L’homme à la peluche

Par Laure-Elie Hoegen

Le Zoophile / D’Antoine Jaccoud / Mise en scène d’Émilie Charriot / du 26 avril au 3 mai 2017 / Théâtre de Vidy / Plus d’infos

© Vidy

L’« Adieu aux bêtes », monologue d’Antoine Jaccoud publié en avril 2017, entre dans l’arène publique du Théâtre de Vidy du 26 avril au 03 mai. La pièce est mise en scène par Emilie Charriot dans le cadre du festival « être bête(s) » sous le titre « Le Zoophile ». La crainte d’un énième débat sur le véganisme s’estompe très vite et laisse place à une fiction dont le sujet touche plus profondément la question des relations entre hommes et bêtes : quid de l’Histoire de l’homme sans celle de la bête à ses côtés ?

Qu’une chose soit dite : les créations de la lausannoise Emilie Charriot, comme King Kong Theorie en octobre 2015 ou Ivanov présenté à l’Arsenic en novembre 2016, créent en un coup de baguette scénique une bulle à l’effet magnétique sur le spectateur. La scène est dénudée, voire aride, mais le thème abordé en ressort d’autant plus brûlant. On se concentre, on prête l’œil et l’oreille à l’Homme exposé à une désorientation aux directions multiples – l’amour heureux, la maladie chronique, le désarroi. Cette fois-ci, le comédien nous mène dans un espace où les bêtes ont disparu. La bête cruelle, menaçante mais aussi le compagnon fidèle, notre peluche adorée, notre alter ego qui, lui aussi, ne l’oublions pas, regarde le monde. Charriot guide notre empathie avec soin et nous empoigne avec cette fiction aux allures dystopiques.

« Oh non, un âne, le pauvre !  Non. » L’équidé traîne la patte à l’avant-scène, broute du foin et montre son pelage doux qui se soulève à chaque inspiration. Cet animal, vivant,  nous détrône de notre piédestal de spectateur. On écoute, très concentrés, le son de la flûte qui fait remuer les longues oreilles de notre ami, on veut descendre vers lui, il veut être caressé. Pourtant, imaginez-vous ne plus jamais pouvoir caresser rien d’autre qu’un être humain ou une peluche… « Nous avons besoin de sentir votre fourrure entre nos mains. Elle nous rappelle d’où nous venons – et peut-être bien où et comment nous finirons aussi. » Déroutant, non ?

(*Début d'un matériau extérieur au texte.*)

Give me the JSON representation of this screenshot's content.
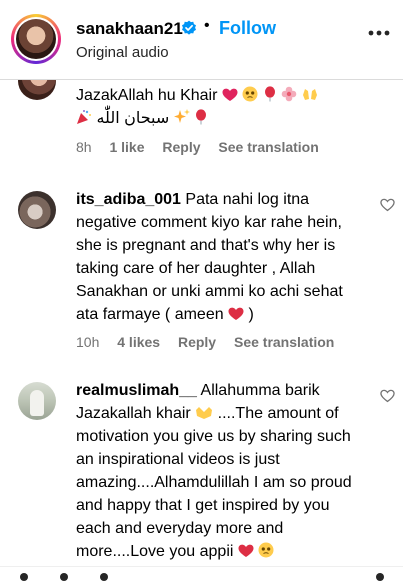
{
  "header": {
    "username": "sanakhaan21",
    "dot": "•",
    "follow_label": "Follow",
    "audio_label": "Original audio"
  },
  "comments": [
    {
      "username": "",
      "text": "JazakAllah hu Khair",
      "text_line2": "سبحان اللّٰه",
      "time": "8h",
      "likes": "1 like",
      "reply_label": "Reply",
      "translation_label": "See translation"
    },
    {
      "username": "its_adiba_001",
      "text": "Pata nahi log itna negative comment kiyo kar rahe hein, she is pregnant and that's why her is taking care of her daughter , Allah Sanakhan or unki ammi ko achi sehat ata farmaye ( ameen",
      "text_end": ")",
      "time": "10h",
      "likes": "4 likes",
      "reply_label": "Reply",
      "translation_label": "See translation"
    },
    {
      "username": "realmuslimah__",
      "text_line1": "Allahumma barik",
      "text_line2a": "Jazakallah khair",
      "text_rest": "....The amount of motivation you give us by sharing such an inspirational videos is just amazing....Alhamdulillah I am so proud and happy that I get inspired by you each and everyday more and more....Love you appii"
    }
  ],
  "icons": [
    "verified-badge-icon",
    "more-options-icon",
    "heart-outline-icon"
  ],
  "colors": {
    "follow_blue": "#0095f6",
    "verified_blue": "#0095f6",
    "meta_gray": "#737373"
  }
}
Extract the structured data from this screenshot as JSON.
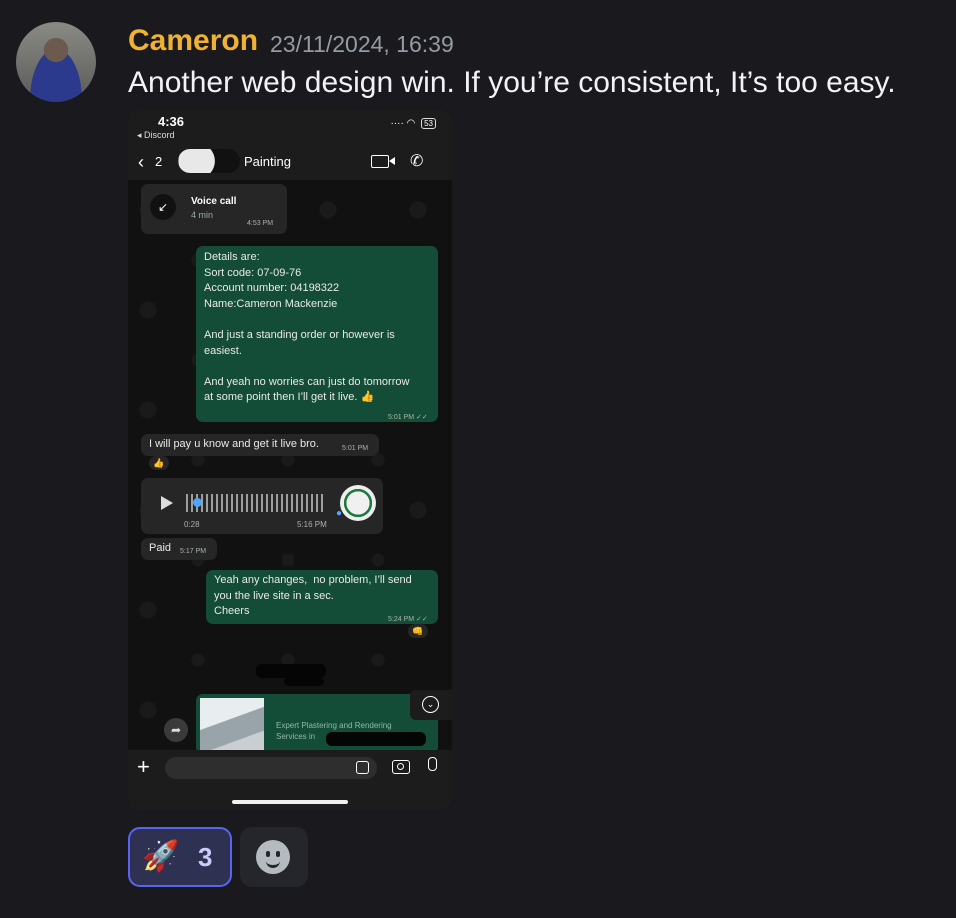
{
  "message": {
    "author": "Cameron",
    "timestamp": "23/11/2024, 16:39",
    "text": "Another web design win. If you’re consistent, It’s too easy."
  },
  "colors": {
    "author": "#f0b232",
    "reaction_border": "#5865f2",
    "outgoing_bubble": "#144d37"
  },
  "screenshot": {
    "status_time": "4:36",
    "status_back": "◂ Discord",
    "battery": "53",
    "chat_back_count": "2",
    "contact_name": "Painting",
    "voice_call": {
      "title": "Voice call",
      "duration": "4 min",
      "time": "4:53 PM"
    },
    "details_message": {
      "lines": [
        "Details are:",
        "Sort code: 07-09-76",
        "Account number: 04198322",
        "Name:Cameron Mackenzie",
        "",
        "And just a standing order or however is",
        "easiest.",
        "",
        "And yeah no worries can just do tomorrow",
        "at some point then I’ll get it live. 👍"
      ],
      "time": "5:01 PM ✓✓"
    },
    "reply_1": {
      "text": "I will pay u know and get it live bro.",
      "time": "5:01 PM",
      "reaction": "👍"
    },
    "voice_note": {
      "duration": "0:28",
      "time": "5:16 PM"
    },
    "reply_2": {
      "text": "Paid",
      "time": "5:17 PM"
    },
    "confirm_message": {
      "lines": [
        "Yeah any changes,  no problem, I’ll send",
        "you the live site in a sec.",
        "Cheers"
      ],
      "time": "5:24 PM ✓✓",
      "reaction": "👊"
    },
    "link_preview_text": "Expert Plastering and Rendering Services in"
  },
  "reactions": [
    {
      "emoji": "🚀",
      "count": "3"
    }
  ],
  "icons": [
    "avatar",
    "video-icon",
    "phone-icon",
    "play-icon",
    "forward-icon",
    "scroll-down-icon",
    "plus-icon",
    "sticker-icon",
    "camera-icon",
    "mic-icon",
    "add-reaction-icon"
  ]
}
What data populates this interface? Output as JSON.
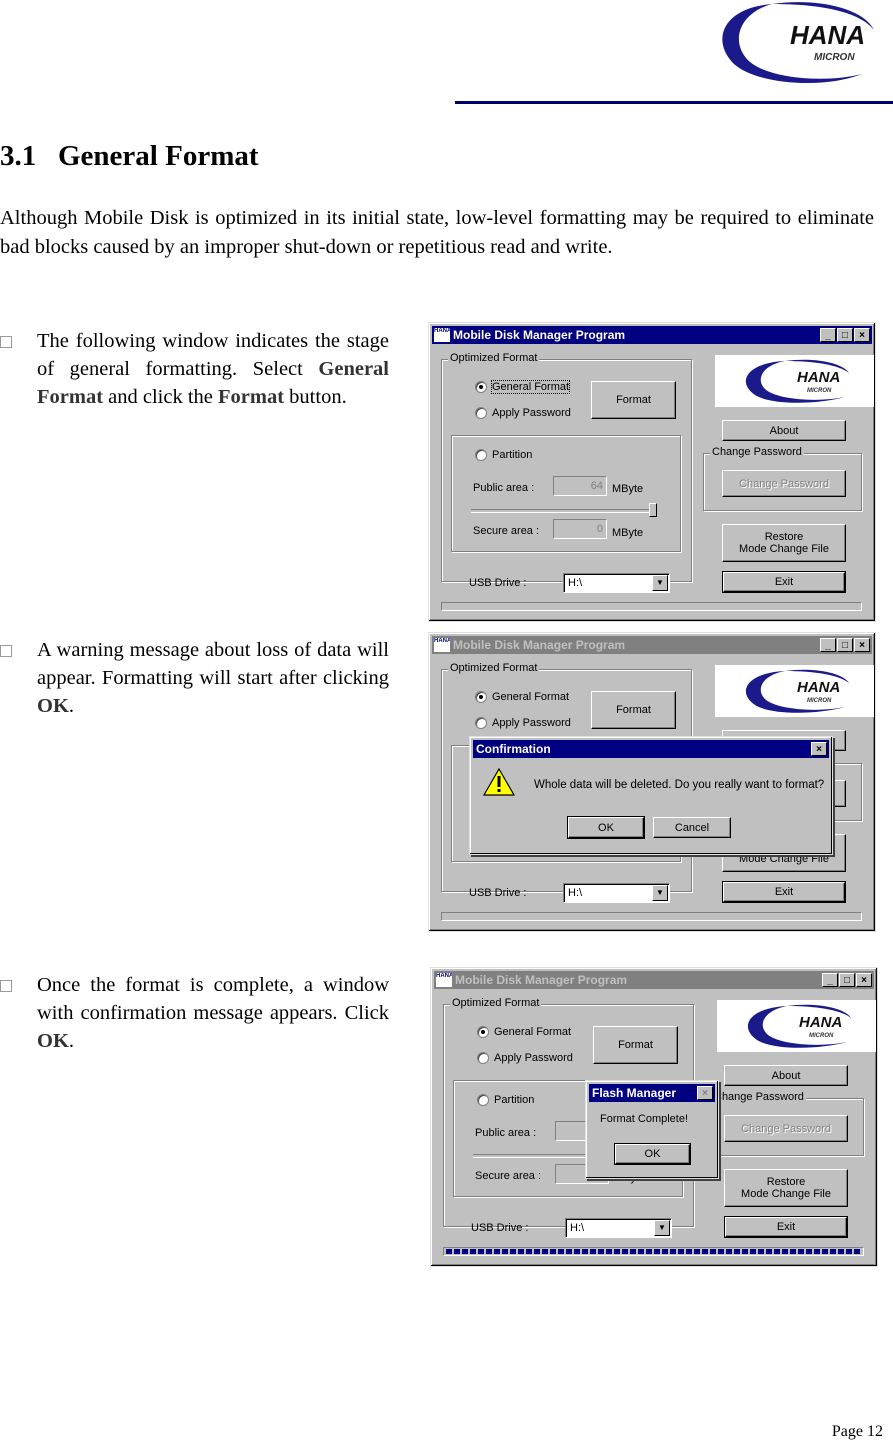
{
  "header": {
    "logo_text": "HANA",
    "logo_subtext": "MICRON",
    "brand_color": "#000066"
  },
  "section": {
    "number": "3.1",
    "title": "General Format",
    "intro": "Although Mobile Disk is optimized in its initial state, low-level formatting may be required to eliminate bad blocks caused by an improper shut-down or repetitious read and write."
  },
  "steps": [
    {
      "pre": "The following window indicates the stage of general formatting. Select ",
      "bold1": "General Format",
      "mid": " and click the ",
      "bold2": "Format",
      "post": " button."
    },
    {
      "pre": "A warning message about loss of data will appear.  Formatting will start after clicking ",
      "bold1": "OK",
      "post": "."
    },
    {
      "pre": "Once the format is complete, a window with confirmation message appears.  Click ",
      "bold1": "OK",
      "post": "."
    }
  ],
  "app": {
    "icon_text": "HANA",
    "title": "Mobile Disk Manager Program",
    "title_buttons": [
      "_",
      "□",
      "×"
    ],
    "optimized_format_label": "Optimized Format",
    "radio_general_format": "General Format",
    "radio_apply_password": "Apply Password",
    "radio_partition": "Partition",
    "format_button": "Format",
    "public_area_label": "Public area :",
    "public_area_value": "64",
    "secure_area_label": "Secure area :",
    "secure_area_value": "0",
    "unit": "MByte",
    "about_button": "About",
    "change_password_group": "Change Password",
    "change_password_button": "Change Password",
    "restore_button_line1": "Restore",
    "restore_button_line2": "Mode Change File",
    "exit_button": "Exit",
    "usb_drive_label": "USB Drive :",
    "usb_drive_value": "H:\\",
    "logo_text": "HANA",
    "logo_subtext": "MICRON"
  },
  "screens": [
    {
      "active": true,
      "progress_percent": 0
    },
    {
      "active": false,
      "progress_percent": 0
    },
    {
      "active": false,
      "progress_percent": 100
    }
  ],
  "confirmation_dialog": {
    "title": "Confirmation",
    "message": "Whole data will be deleted. Do you really want to format?",
    "ok": "OK",
    "cancel": "Cancel"
  },
  "flash_dialog": {
    "title": "Flash Manager",
    "message": "Format Complete!",
    "ok": "OK"
  },
  "footer": {
    "page": "Page 12"
  }
}
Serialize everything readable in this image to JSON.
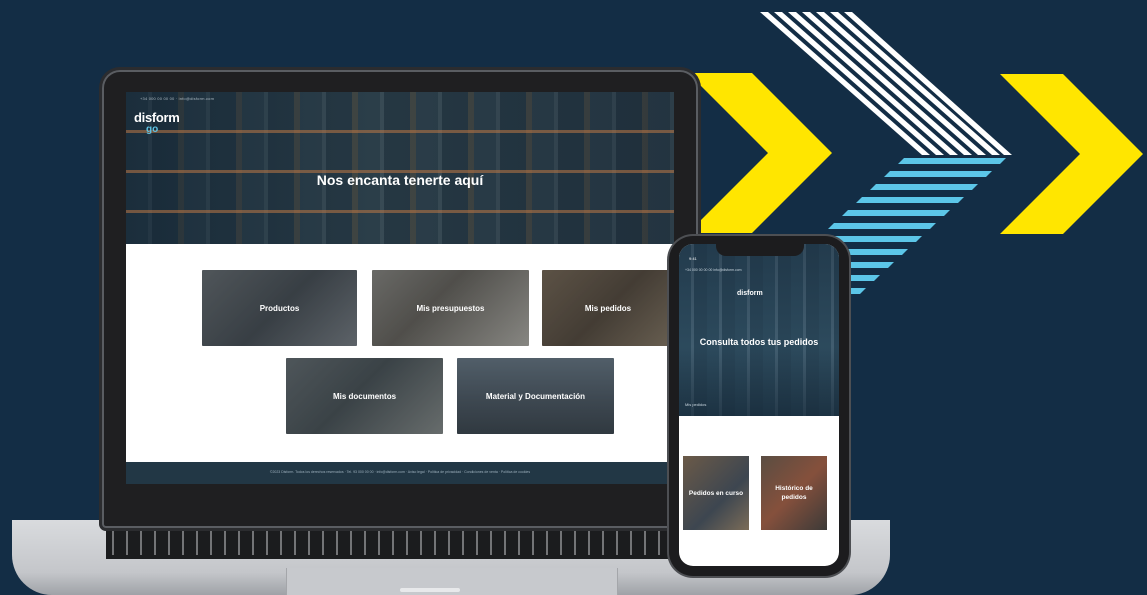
{
  "colors": {
    "background": "#132d45",
    "accent_yellow": "#ffe600",
    "accent_blue": "#5cc6e8",
    "accent_white": "#ffffff"
  },
  "laptop": {
    "top_contact": "+34 000 00 00 00   ·   info@disform.com",
    "logo_main": "disform",
    "logo_sub": "go",
    "hero_title": "Nos encanta tenerte aquí",
    "tiles": [
      "Productos",
      "Mis presupuestos",
      "Mis pedidos",
      "Mis documentos",
      "Material y Documentación"
    ],
    "footer": "©2023 Disform. Todos los derechos reservados · Tel. 93 000 00 00 · info@disform.com · Aviso legal · Política de privacidad · Condiciones de venta · Política de cookies"
  },
  "phone": {
    "time": "9:41",
    "topbar": "+34 000 00 00 00   info@disform.com",
    "brand": "disform",
    "title": "Consulta todos tus pedidos",
    "section": "Mis pedidos",
    "tiles": [
      "Pedidos en curso",
      "Histórico de pedidos"
    ]
  }
}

L’histoire des bêtes qui ne sont plus envahit la pièce et coule le long des murs, sur lesquels, par un jeu d’ombres chinoises, on devine tantôt l’homme, tantôt l’animal. Les lumières sont réduites à très peu d’effets comme si les couleurs avaient fui de pair avec les bêtes. Le tout illustre avec brio le jeu d’apparitions et de disparitions annoncé par le texte. Il nous parvient de cet univers parallèle le récit d’un grand-père antédiluvien nous confiant son rapport aux bêtes, avant le véganisme, avant l’interdiction de prendre le lait des vaches et d’utiliser les chiens pour détecter les mélanomes. Il retrace notre proximité croissante avec l’animal, ne vilipende personne et dessine avec ses mots la fresque bestiale, là où l’homme et la bête coexistaient sans lois définies.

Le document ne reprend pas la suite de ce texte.